Edit: .agents/skills/xcode-api-diff-noise-cleaner/SKILL.md (Classifying Diffs section, ~+33 lines):
real-context callout; Actionable availability/deprecation block + macro-redefinition-trap; Category-1
copyright bullet; Category-2 macro contrapositive + version-bump bullet; Category-3 boilerplate-header
bullet; new "Borderline Calls" subsection (precedent / validate-against-prior / rubber-duck).
Sharp eval — A=ExposureNotification macro→deprecated (ACT), B=internal guard rename (NOTH), C=SpriteKit version bump (NOTH), D=property gains API_AVAILABLE (ACT):
| Model | Before | After | Δ |
|---|---|---|---|
| claude-sonnet-4.6 | 4/4 (A✓ B✓ C✓ D✓) | 4/4 | 0 |
| gpt-5.5 | 3/4 (C✗ — version bump marked ACTIONABLE) | 4/4 (C fixed → NOTHING) | +1 |
| gemini-3.1-pro-preview | 4/4 | 4/4 | 0 |
| Total | 11/12 | 12/12 | +1 |
GPT-5.5 before: "C changes a public version constant macro, so actionable." → after: "C: NOTHING — version define bump only." Causally traceable to the new version-bump bullet.

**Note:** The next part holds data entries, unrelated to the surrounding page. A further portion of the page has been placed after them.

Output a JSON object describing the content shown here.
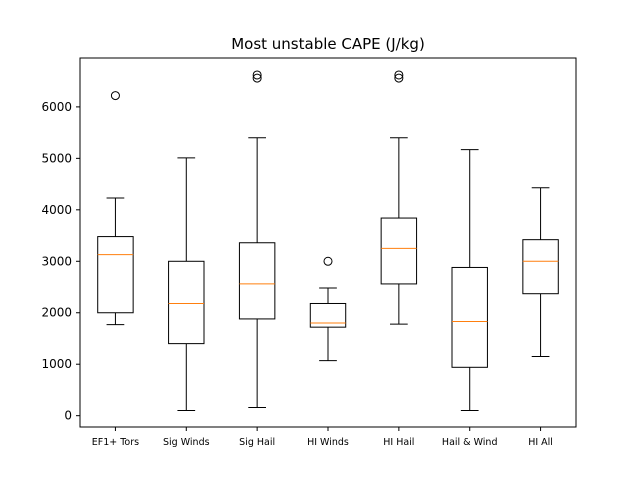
{
  "chart_data": {
    "type": "box",
    "title": "Most unstable CAPE (J/kg)",
    "xlabel": "",
    "ylabel": "",
    "ylim": [
      -220,
      6950
    ],
    "yticks": [
      0,
      1000,
      2000,
      3000,
      4000,
      5000,
      6000
    ],
    "grid": false,
    "categories": [
      "EF1+ Tors",
      "Sig Winds",
      "Sig Hail",
      "HI Winds",
      "HI Hail",
      "Hail & Wind",
      "HI All"
    ],
    "boxes": [
      {
        "whisker_low": 1770,
        "q1": 2000,
        "median": 3130,
        "q3": 3480,
        "whisker_high": 4230,
        "outliers": [
          6220
        ]
      },
      {
        "whisker_low": 100,
        "q1": 1400,
        "median": 2180,
        "q3": 3000,
        "whisker_high": 5010,
        "outliers": []
      },
      {
        "whisker_low": 160,
        "q1": 1880,
        "median": 2560,
        "q3": 3360,
        "whisker_high": 5400,
        "outliers": [
          6560,
          6620
        ]
      },
      {
        "whisker_low": 1070,
        "q1": 1720,
        "median": 1800,
        "q3": 2180,
        "whisker_high": 2480,
        "outliers": [
          3000
        ]
      },
      {
        "whisker_low": 1780,
        "q1": 2560,
        "median": 3250,
        "q3": 3840,
        "whisker_high": 5400,
        "outliers": [
          6560,
          6620
        ]
      },
      {
        "whisker_low": 100,
        "q1": 940,
        "median": 1830,
        "q3": 2880,
        "whisker_high": 5170,
        "outliers": []
      },
      {
        "whisker_low": 1150,
        "q1": 2370,
        "median": 3000,
        "q3": 3420,
        "whisker_high": 4430,
        "outliers": []
      }
    ],
    "colors": {
      "box": "#000000",
      "median": "#ff7f0e",
      "outlier": "#000000"
    }
  }
}
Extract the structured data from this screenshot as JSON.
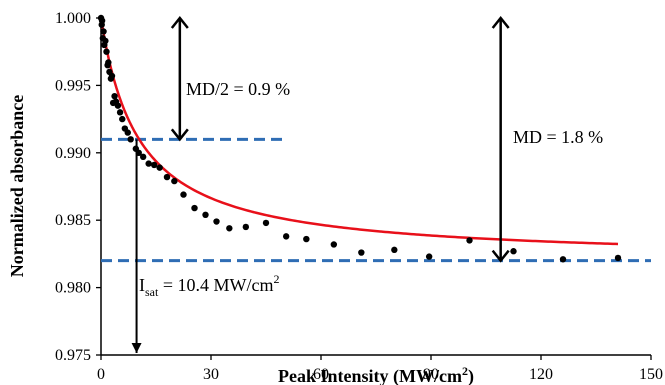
{
  "chart_data": {
    "type": "scatter",
    "xlabel": "Peak Intensity (MW/cm",
    "xlabel_sup": "2",
    "xlabel_end": ")",
    "ylabel": "Normalized absorbance",
    "xlim": [
      0,
      150
    ],
    "ylim": [
      0.975,
      1.0
    ],
    "x_ticks": [
      0,
      30,
      60,
      90,
      120,
      150
    ],
    "x_tick_labels": [
      "0",
      "30",
      "60",
      "90",
      "120",
      "150"
    ],
    "y_ticks": [
      0.975,
      0.98,
      0.985,
      0.99,
      0.995,
      1.0
    ],
    "y_tick_labels": [
      "0.975",
      "0.980",
      "0.985",
      "0.990",
      "0.995",
      "1.000"
    ],
    "grid": false,
    "series": [
      {
        "type": "scatter",
        "color": "#000000",
        "points": [
          [
            0.0,
            1.0
          ],
          [
            0.2,
            0.9995
          ],
          [
            0.3,
            0.9998
          ],
          [
            0.5,
            0.9985
          ],
          [
            0.7,
            0.999
          ],
          [
            0.9,
            0.998
          ],
          [
            1.2,
            0.9983
          ],
          [
            1.5,
            0.9975
          ],
          [
            1.8,
            0.9965
          ],
          [
            2.0,
            0.9967
          ],
          [
            2.3,
            0.996
          ],
          [
            2.7,
            0.9955
          ],
          [
            3.0,
            0.9957
          ],
          [
            3.3,
            0.9937
          ],
          [
            3.7,
            0.9942
          ],
          [
            4.1,
            0.9938
          ],
          [
            4.6,
            0.9935
          ],
          [
            5.2,
            0.993
          ],
          [
            5.8,
            0.9925
          ],
          [
            6.5,
            0.9918
          ],
          [
            7.3,
            0.9915
          ],
          [
            8.1,
            0.991
          ],
          [
            9.5,
            0.9903
          ],
          [
            10.3,
            0.99
          ],
          [
            11.5,
            0.9897
          ],
          [
            13.0,
            0.9892
          ],
          [
            14.5,
            0.9891
          ],
          [
            16.0,
            0.9889
          ],
          [
            18.0,
            0.9882
          ],
          [
            20.0,
            0.9879
          ],
          [
            22.5,
            0.9869
          ],
          [
            25.5,
            0.9859
          ],
          [
            28.5,
            0.9854
          ],
          [
            31.5,
            0.9849
          ],
          [
            35.0,
            0.9844
          ],
          [
            39.5,
            0.9845
          ],
          [
            45.0,
            0.9848
          ],
          [
            50.5,
            0.9838
          ],
          [
            56.0,
            0.9836
          ],
          [
            63.5,
            0.9832
          ],
          [
            71.0,
            0.9826
          ],
          [
            80.0,
            0.9828
          ],
          [
            89.5,
            0.9823
          ],
          [
            100.5,
            0.9835
          ],
          [
            112.5,
            0.9827
          ],
          [
            126.0,
            0.9821
          ],
          [
            141.0,
            0.9822
          ]
        ]
      },
      {
        "type": "line",
        "color": "#e8101a",
        "fit_model": "saturable_absorption",
        "Isat": 10.4,
        "md": 0.018,
        "y_min": 0.982,
        "x_range": [
          0,
          141
        ]
      }
    ],
    "reference_lines": [
      {
        "y": 0.991,
        "x_range": [
          0,
          50.5
        ],
        "color": "#2f6db4",
        "style": "dashed"
      },
      {
        "y": 0.982,
        "x_range": [
          0,
          150
        ],
        "color": "#2f6db4",
        "style": "dashed"
      }
    ],
    "arrows": [
      {
        "x": 21.5,
        "y_from": 1.0,
        "y_to": 0.991,
        "direction": "both"
      },
      {
        "x": 109,
        "y_from": 1.0,
        "y_to": 0.982,
        "direction": "both"
      },
      {
        "x": 9.7,
        "y_from": 0.991,
        "y_to": 0.975,
        "direction": "down"
      }
    ],
    "annotations": {
      "md_half": "MD/2 = 0.9 %",
      "md_full": "MD = 1.8 %",
      "isat_main": "I",
      "isat_sub": "sat",
      "isat_value": " = 10.4 MW/cm",
      "isat_sup": "2"
    }
  }
}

Outcome: ✅ +1, no regressions (A/B/D unchanged & correct on all 3 models). Decision: kept.
-
Honest finding: the headline ExposureNotification macro-redef trap (item A) was already classified
correctly by all 3 frontier models even on the OLD skill. That part of the enhancement is
institutional-knowledge capture + consistency-at-scale + protection for faster/weaker models — not a
measured capability fix. The measured improvement was the version-
#define-bump noise category. - Leading evals hide reality. Embedding "this affects ~75 symbols" turned a behavior test into a giveaway. Strip context that pre-judges the verdict; test at the speed/conditions of real use.
- False positives matter too. The gap that actually moved a model was over-flagging (GPT marking a version bump actionable), not the under-flagging trap we set out to fix.
- The real-context-reconstruction note, boilerplate-header category, and Borderline-Calls techniques are additive guidance not directly exercised by the 4-diff eval (hard to test in single-diff classification). Low regression risk; candidate for a future at-scale Arena eval over a whole beta's diff set.
- Skill change is local/uncommitted —
dotnet/macios.wikiis shared (the source session deliberately did not push). Commit/push left to the user.